Les entreprises de presse actuelles, dont certaines sont nées à la faveur de la privatisation à tout-va lancée par le réformiste Mouloud Hamrouche au début des années 1990 et d’autres ont été créées par des apparatchiks pour détourner l’argent public, sont appelées à laisser place aux «dynamiques coopératives entre journalistes, aux sociétés des rédacteurs afin que plus aucun journal ne puisse se faire sans ses journalistes, autorisant les dérives les plus terribles, les exploitations les plus amères, amenant à la situation dévastatrice dans laquelle cette profession sinistrée se trouve».

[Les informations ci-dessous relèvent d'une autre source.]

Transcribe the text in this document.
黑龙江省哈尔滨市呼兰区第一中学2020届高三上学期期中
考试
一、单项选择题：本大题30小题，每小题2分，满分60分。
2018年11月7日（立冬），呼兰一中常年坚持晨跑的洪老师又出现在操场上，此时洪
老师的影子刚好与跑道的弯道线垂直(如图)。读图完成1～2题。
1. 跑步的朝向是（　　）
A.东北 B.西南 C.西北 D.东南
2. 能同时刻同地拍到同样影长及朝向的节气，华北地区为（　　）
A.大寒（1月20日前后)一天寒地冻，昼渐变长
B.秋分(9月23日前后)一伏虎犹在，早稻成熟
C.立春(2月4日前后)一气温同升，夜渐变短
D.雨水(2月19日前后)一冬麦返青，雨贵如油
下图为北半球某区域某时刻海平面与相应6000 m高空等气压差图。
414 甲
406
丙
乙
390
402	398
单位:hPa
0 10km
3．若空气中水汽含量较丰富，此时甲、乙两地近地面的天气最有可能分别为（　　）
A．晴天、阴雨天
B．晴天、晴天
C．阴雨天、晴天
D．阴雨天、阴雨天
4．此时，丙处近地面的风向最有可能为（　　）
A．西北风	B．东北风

«Il est urgent, note l’auteur de la tribune, de repenser la forme légale de l’édition journalistique, comme de celle des journalistes.» Et de s’interroger : «Ne faudrait-il pas réfléchir à un statut des journalistes comme il existe un statut des magistrats, en lieu et place d’un Code de l’information ?» Pour le signataire de l’article, ce sont là «les conditions premières de sa renaissance». «Le statut du journaliste permettra d’en délimiter du même coup le champ de ses droits, mais aussi de ses obligations et jalonnera ainsi une pratique de l’information qui a besoin bien plus d’éthique et de règles professionnelles que de codes désuets», souligne-t-il.

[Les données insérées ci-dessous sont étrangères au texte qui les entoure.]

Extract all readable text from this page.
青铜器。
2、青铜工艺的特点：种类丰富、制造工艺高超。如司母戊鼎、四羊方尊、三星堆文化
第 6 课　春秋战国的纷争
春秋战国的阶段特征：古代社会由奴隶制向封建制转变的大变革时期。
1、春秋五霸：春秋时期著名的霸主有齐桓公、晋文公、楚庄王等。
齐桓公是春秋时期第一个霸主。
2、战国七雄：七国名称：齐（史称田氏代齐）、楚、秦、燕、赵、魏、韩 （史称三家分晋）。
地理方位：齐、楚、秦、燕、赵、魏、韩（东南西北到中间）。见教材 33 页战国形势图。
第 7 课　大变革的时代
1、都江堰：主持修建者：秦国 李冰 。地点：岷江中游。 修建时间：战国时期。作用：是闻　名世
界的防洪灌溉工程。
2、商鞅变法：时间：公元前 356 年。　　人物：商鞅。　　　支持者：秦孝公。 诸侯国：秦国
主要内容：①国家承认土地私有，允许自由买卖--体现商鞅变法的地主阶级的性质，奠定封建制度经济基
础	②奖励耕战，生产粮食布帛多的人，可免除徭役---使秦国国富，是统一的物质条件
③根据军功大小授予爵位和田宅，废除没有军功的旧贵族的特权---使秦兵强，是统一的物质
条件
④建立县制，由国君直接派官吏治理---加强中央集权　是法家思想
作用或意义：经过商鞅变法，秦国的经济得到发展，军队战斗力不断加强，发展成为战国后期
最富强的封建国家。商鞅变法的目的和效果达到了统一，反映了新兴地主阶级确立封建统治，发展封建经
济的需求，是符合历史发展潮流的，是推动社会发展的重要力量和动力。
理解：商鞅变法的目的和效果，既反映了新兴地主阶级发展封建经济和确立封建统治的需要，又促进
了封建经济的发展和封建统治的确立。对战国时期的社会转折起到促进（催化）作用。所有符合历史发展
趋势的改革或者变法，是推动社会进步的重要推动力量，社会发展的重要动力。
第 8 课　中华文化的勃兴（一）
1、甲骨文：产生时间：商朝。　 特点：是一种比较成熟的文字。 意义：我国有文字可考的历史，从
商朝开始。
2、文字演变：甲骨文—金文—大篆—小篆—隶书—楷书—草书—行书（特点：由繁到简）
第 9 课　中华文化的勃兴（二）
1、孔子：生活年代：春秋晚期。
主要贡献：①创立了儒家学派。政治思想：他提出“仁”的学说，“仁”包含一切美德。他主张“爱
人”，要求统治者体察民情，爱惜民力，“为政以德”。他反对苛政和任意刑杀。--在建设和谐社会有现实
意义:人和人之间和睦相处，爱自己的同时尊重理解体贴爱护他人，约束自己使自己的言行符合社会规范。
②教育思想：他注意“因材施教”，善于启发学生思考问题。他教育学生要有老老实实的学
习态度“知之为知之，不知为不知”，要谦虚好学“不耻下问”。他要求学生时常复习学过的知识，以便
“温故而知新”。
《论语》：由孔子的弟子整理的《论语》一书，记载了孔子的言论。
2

Un postulat, au demeurant juste, qui doit faire réfléchir à une nouvelle exigence à ajouter à la liste des conditions préalables à l’acquisition de la publicité étatique par les journaux, celle du droit des travailleurs qui sont les premiers à pâtir de la situation catastrophique que vit le secteur de la presse et les derniers à profiter de l’aide indirecte de l’Etat à travers les annonces institutionnelles. «Lorsque de tels ordonnancements professionnels, c’est-à-dire corporatistes, se feront jour, il sera bien plus simple d’organiser la manne publicitaire publique en dehors de la logique du privilège», annonce l’auteur de la tribune, selon lequel ce type de financement, «s’il advenait à ne pas suffire, devrait pouvoir se voir prolonger par des fonds alloués à la presse […], comme il en existe pour le cinéma ou le livre».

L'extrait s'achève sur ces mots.